Non è accettabile che la ricerca degli obiettivi strategici (reali o presunti) si traduca in una strategia che normalizza la morte di intere famiglie e la distruzione di infrastrutture civili. Quel che avviene a Gaza non è una fredda statistica: sono vite umane, scuole, ospedali, quartieri rasi al suolo. Quando il governo parla di “smilitarizzazione” ma contemporaneamente mantiene una presenza militare estesa e ordina attacchi che mietono vittime civili, la giustificazione della sicurezza diventa una schermatura per politiche che producono sofferenza prolungata.
La politica dell’“o tutto o niente” evocata dal governo israeliano rischia di alimentare un circolo di violenza senza uscita: più si colpisce la popolazione civile, più si indeboliscono i presupposti per una pace duratura. Le parole di leader che minacciano di tornare alla guerra se non saranno rispettate le loro condizioni non danno spazio alla mediazione, anzi la rendono subalterna alle esigenze militari.
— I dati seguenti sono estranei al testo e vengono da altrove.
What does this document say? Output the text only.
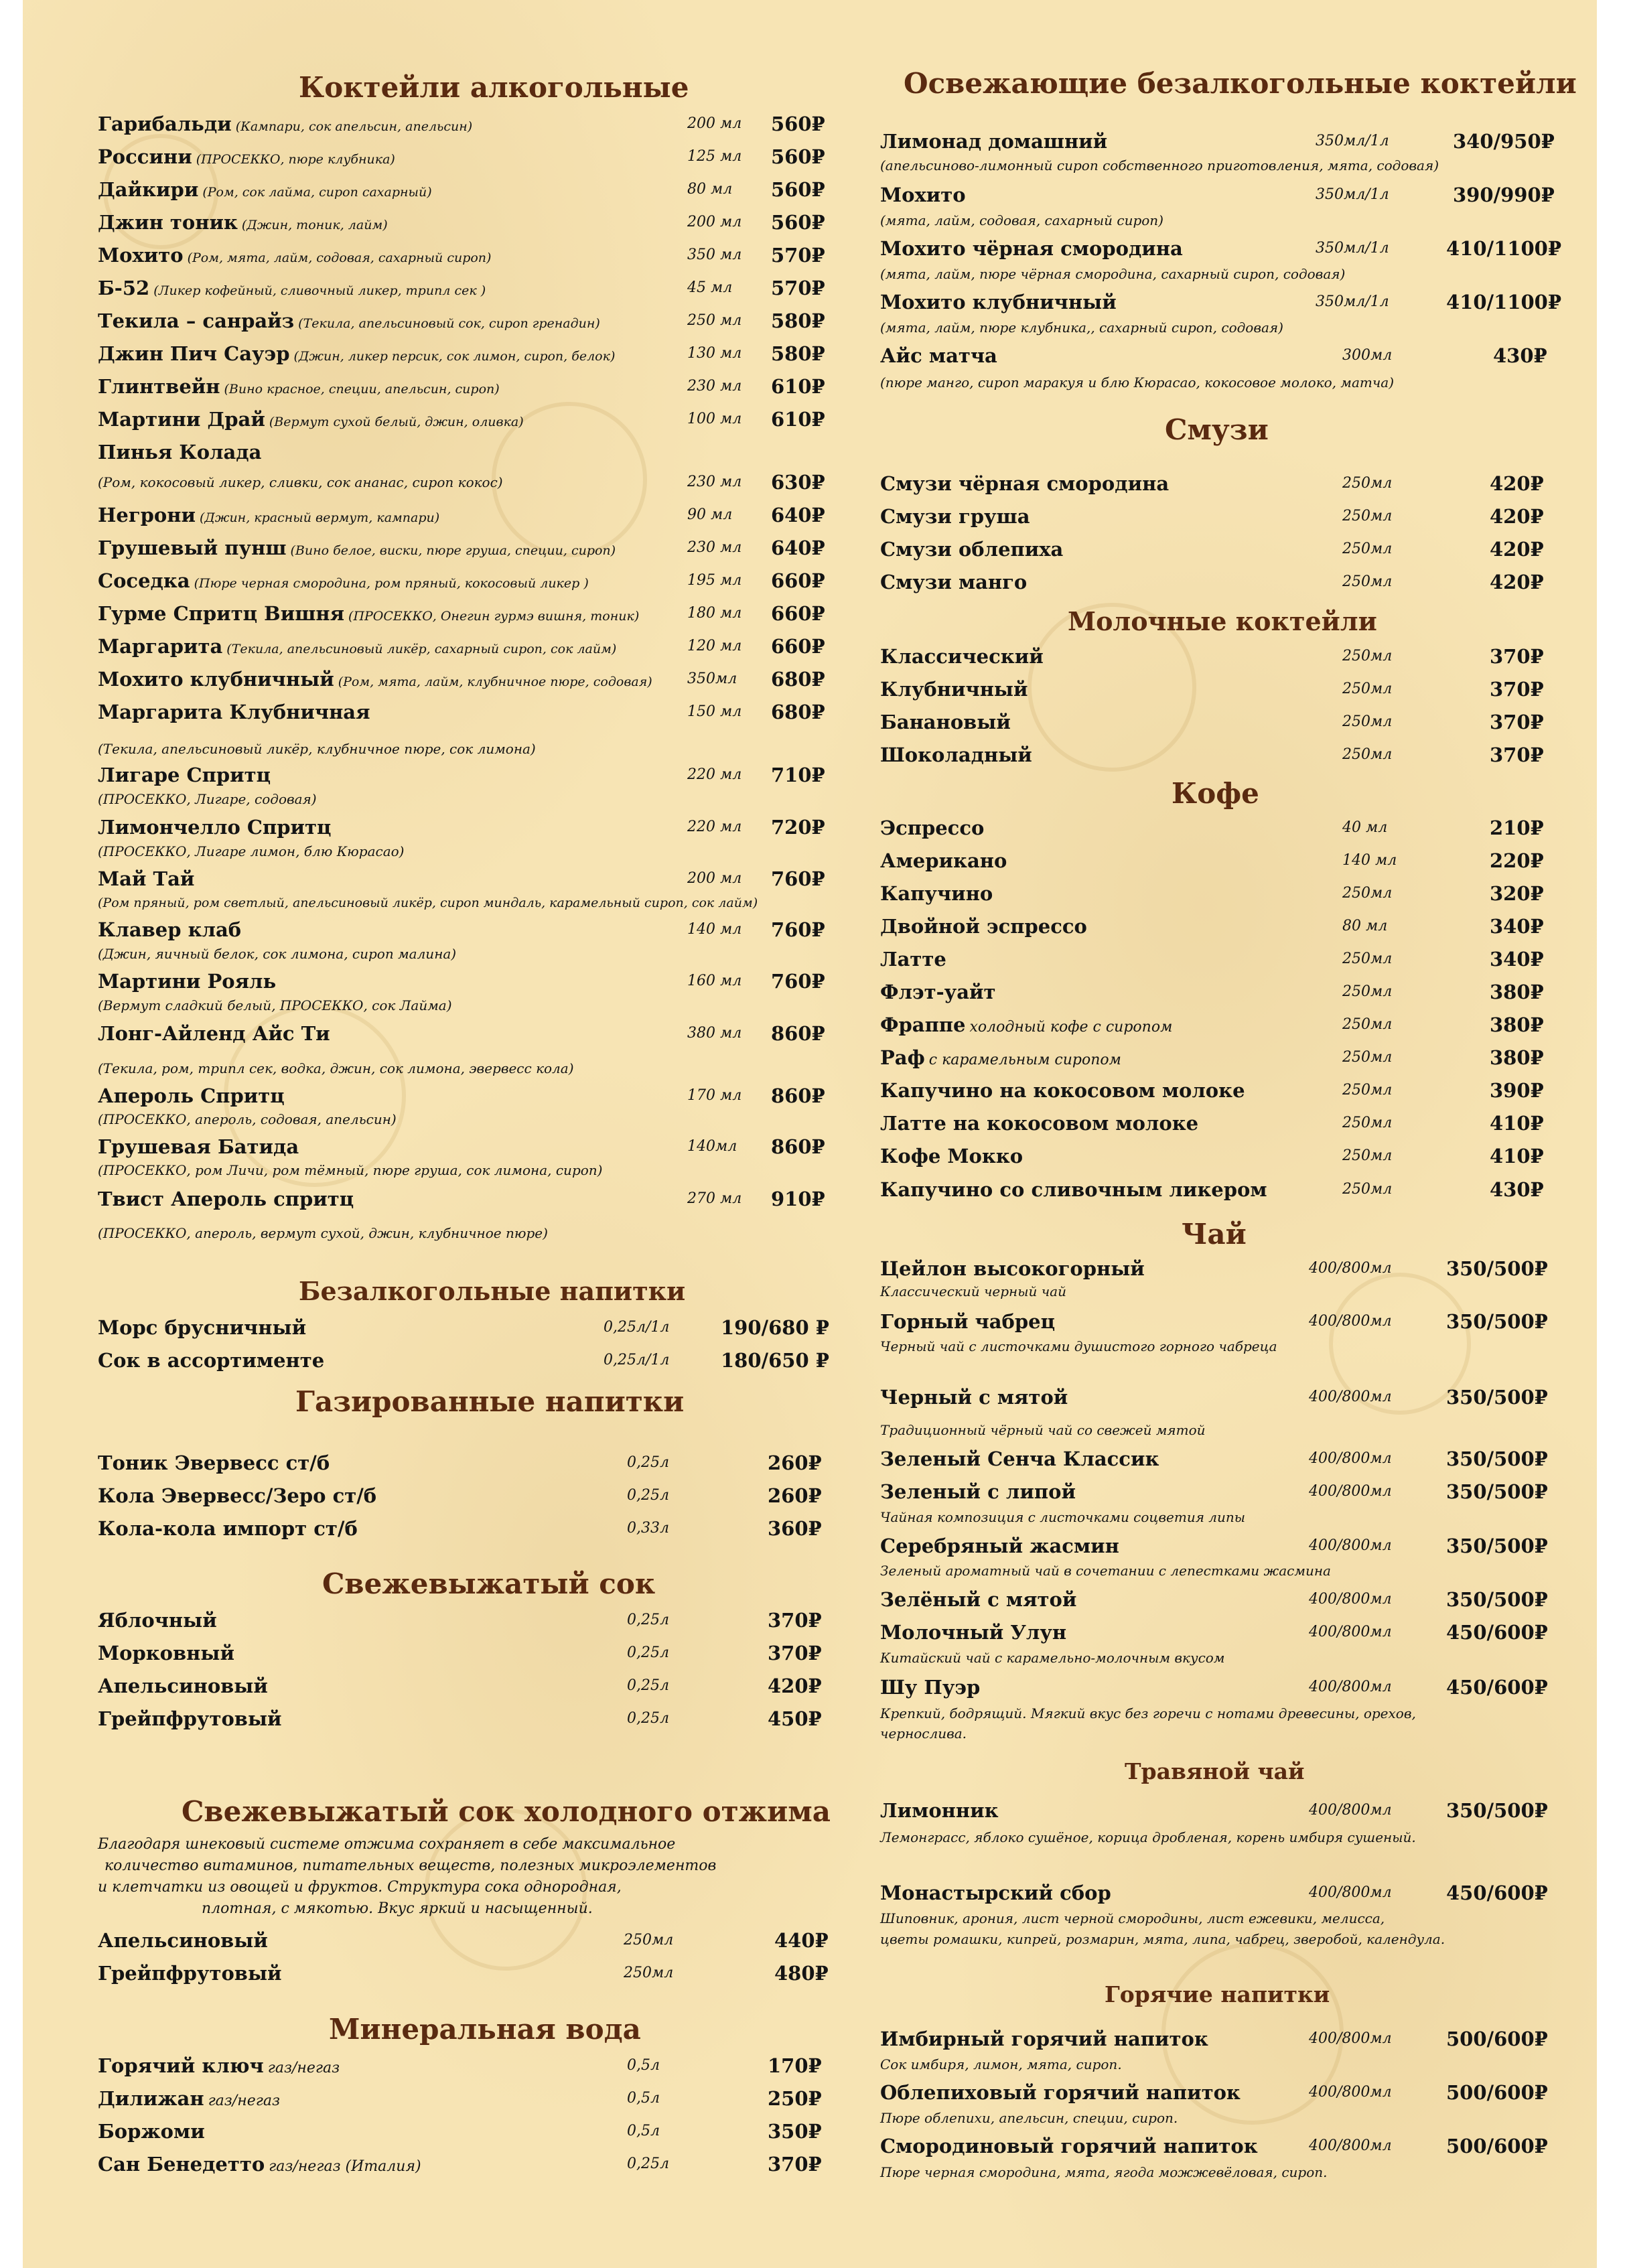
Коктейли алкогольные
Гарибальди (Кампари, сок апельсин, апельсин)	200 мл 560₽
Россини (ПРОСЕККО, пюре клубника)	125 мл 560₽
Дайкири (Ром, сок лайма, сироп сахарный)	80 мл 560₽
Джин тоник (Джин, тоник, лайм)	200 мл 560₽
Мохито (Ром, мята, лайм, содовая, сахарный сироп)	350 мл 570₽
Б-52 (Ликер кофейный, сливочный ликер, трипл сек )	45 мл 570₽
Текила – санрайз (Текила, апельсиновый сок, сироп гренадин)	250 мл 580₽
Джин Пич Сауэр (Джин, ликер персик, сок лимон, сироп, белок)	130 мл 580₽
Глинтвейн (Вино красное, специи, апельсин, сироп)	230 мл 610₽
Мартини Драй (Вермут сухой белый, джин, оливка)	100 мл 610₽
Пинья Колада
(Ром, кокосовый ликер, сливки, сок ананас, сироп кокос)	230 мл 630₽
Негрони (Джин, красный вермут, кампари)	90 мл 640₽
Грушевый пунш (Вино белое, виски, пюре груша, специи, сироп)	230 мл 640₽
Соседка (Пюре черная смородина, ром пряный, кокосовый ликер )	195 мл 660₽
Гурме Спритц Вишня (ПРОСЕККО, Онегин гурмэ вишня, тоник)	180 мл 660₽
Маргарита (Текила, апельсиновый ликёр, сахарный сироп, сок лайм)	120 мл 660₽
Мохито клубничный (Ром, мята, лайм, клубничное пюре, содовая) 350мл 680₽
Маргарита Клубничная	150 мл 680₽
(Текила, апельсиновый ликёр, клубничное пюре, сок лимона)
Лигаре Спритц	220 мл 710₽
(ПРОСЕККО, Лигаре, содовая)
Лимончелло Спритц	220 мл 720₽
(ПРОСЕККО, Лигаре лимон, блю Кюрасао)
Май Тай	200 мл 760₽
(Ром пряный, ром светлый, апельсиновый ликёр, сироп миндаль, карамельный сироп, сок лайм)
Клавер клаб	140 мл 760₽
(Джин, яичный белок, сок лимона, сироп малина)
Мартини Рояль	160 мл 760₽
(Вермут сладкий белый, ПРОСЕККО, сок Лайма)
Лонг-Айленд Айс Ти	380 мл 860₽
(Текила, ром, трипл сек, водка, джин, сок лимона, эвервесс кола)
Апероль Спритц	170 мл 860₽
(ПРОСЕККО, апероль, содовая, апельсин)
Грушевая Батида	140мл 860₽
(ПРОСЕККО, ром Личи, ром тёмный, пюре груша, сок лимона, сироп)
Твист Апероль спритц	270 мл 910₽
(ПРОСЕККО, апероль, вермут сухой, джин, клубничное пюре)
Безалкогольные напитки
Морс брусничный	0,25л/1л	190/680 ₽
Сок в ассортименте	0,25л/1л	180/650 ₽
Газированные напитки
Тоник Эвервесс ст/б	0,25л	260₽
Кола Эвервесс/Зеро ст/б	0,25л	260₽
Кола-кола импорт ст/б	0,33л	360₽
Свежевыжатый сок
Яблочный	0,25л	370₽
Морковный	0,25л	370₽
Апельсиновый	0,25л	420₽
Грейпфрутовый	0,25л	450₽
Свежевыжатый сок холодного отжима
Благодаря шнековый системе отжима сохраняет в себе максимальное
количество витаминов, питательных веществ, полезных микроэлементов
и клетчатки из овощей и фруктов. Структура сока однородная,
плотная, с мякотью. Вкус яркий и насыщенный.
Апельсиновый	250мл	440₽
Грейпфрутовый	250мл	480₽
Минеральная вода
Горячий ключ газ/негаз	0,5л	170₽
Дилижан газ/негаз	0,5л	250₽
Боржоми	0,5л	350₽
Сан Бенедетто газ/негаз (Италия)	0,25л	370₽
Освежающие безалкогольные коктейли
Лимонад домашний	350мл/1л	340/950₽
(апельсиново-лимонный сироп собственного приготовления, мята, содовая)
Мохито	350мл/1л	390/990₽
(мята, лайм, содовая, сахарный сироп)
Мохито чёрная смородина	350мл/1л	410/1100₽
(мята, лайм, пюре чёрная смородина, сахарный сироп, содовая)
Мохито клубничный	350мл/1л	410/1100₽
(мята, лайм, пюре клубника,, сахарный сироп, содовая)
Айс матча	300мл	430₽
(пюре манго, сироп маракуя и блю Кюрасао, кокосовое молоко, матча)
Смузи
Смузи чёрная смородина	250мл	420₽
Смузи груша	250мл	420₽
Смузи облепиха	250мл	420₽
Смузи манго	250мл	420₽
Молочные коктейли
Классический	250мл	370₽
Клубничный	250мл	370₽
Банановый	250мл	370₽
Шоколадный	250мл	370₽
Кофе
Эспрессо	40 мл	210₽
Американо	140 мл	220₽
Капучино	250мл	320₽
Двойной эспрессо	80 мл	340₽
Латте	250мл	340₽
Флэт-уайт	250мл	380₽
Фраппе холодный кофе с сиропом	250мл	380₽
Раф с карамельным сиропом	250мл	380₽
Капучино на кокосовом молоке	250мл	390₽
Латте на кокосовом молоке	250мл	410₽
Кофе Мокко	250мл	410₽
Капучино со сливочным ликером	250мл	430₽
Чай
Цейлон высокогорный	400/800мл	350/500₽
Классический черный чай
Горный чабрец	400/800мл	350/500₽
Черный чай с листочками душистого горного чабреца
Черный с мятой	400/800мл	350/500₽
Традиционный чёрный чай со свежей мятой
Зеленый Сенча Классик	400/800мл	350/500₽
Зеленый с липой	400/800мл	350/500₽
Чайная композиция с листочками соцветия липы
Серебряный жасмин	400/800мл	350/500₽
Зеленый ароматный чай в сочетании с лепестками жасмина
Зелёный с мятой	400/800мл	350/500₽
Молочный Улун	400/800мл	450/600₽
Китайский чай с карамельно-молочным вкусом
Шу Пуэр	400/800мл	450/600₽
Крепкий, бодрящий. Мягкий вкус без горечи с нотами древесины, орехов,
чернослива.
Травяной чай
Лимонник	400/800мл	350/500₽
Лемонграсс, яблоко сушёное, корица дробленая, корень имбиря сушеный.
Монастырский сбор	400/800мл	450/600₽
Шиповник, арония, лист черной смородины, лист ежевики, мелисса,
цветы ромашки, кипрей, розмарин, мята, липа, чабрец, зверобой, календула.
Горячие напитки
Имбирный горячий напиток	400/800мл	500/600₽
Сок имбиря, лимон, мята, сироп.
Облепиховый горячий напиток	400/800мл	500/600₽
Пюре облепихи, апельсин, специи, сироп.
Смородиновый горячий напиток	400/800мл	500/600₽
Пюре черная смородина, мята, ягода можжевёловая, сироп.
È una scelta politica chiaramente schierata: la sicurezza di uno Stato non può essere perseguita ignorando il diritto internazionale e i diritti fondamentali di milioni di persone.
Il mondo osserva — e talvolta condanna — ma le condanne restano vuote se non accompagnate da pressioni concrete per interrompere immediatamente i bombardamenti sulle aree densamente abitate, aprire corridoi umanitari, consentire l’accesso senza ostacoli agli aiuti e avviare processi di responsabilità per le possibili violazioni del diritto umanitario. Per ora, invece, la strategia che prevale sembra essere quella della forza prevaricatrice: si continua a colpire, a minacciare, a normalizzare la guerra.
Chi si dice favorevole alla pace dovrebbe chiedere con forza due cose semplici e ineludibili: cessare immediatamente gli attacchi indiscriminati, e aprire un negoziato che metta al centro la protezione dei civili e il rispetto del diritto internazionale. Finché la risposta alle critiche internazionali sarà il linguaggio delle minacce e il ricorso alla forza, ogni parola sulla “sicurezza” rischia di suonare come un paravento per una politica che continua a uccidere.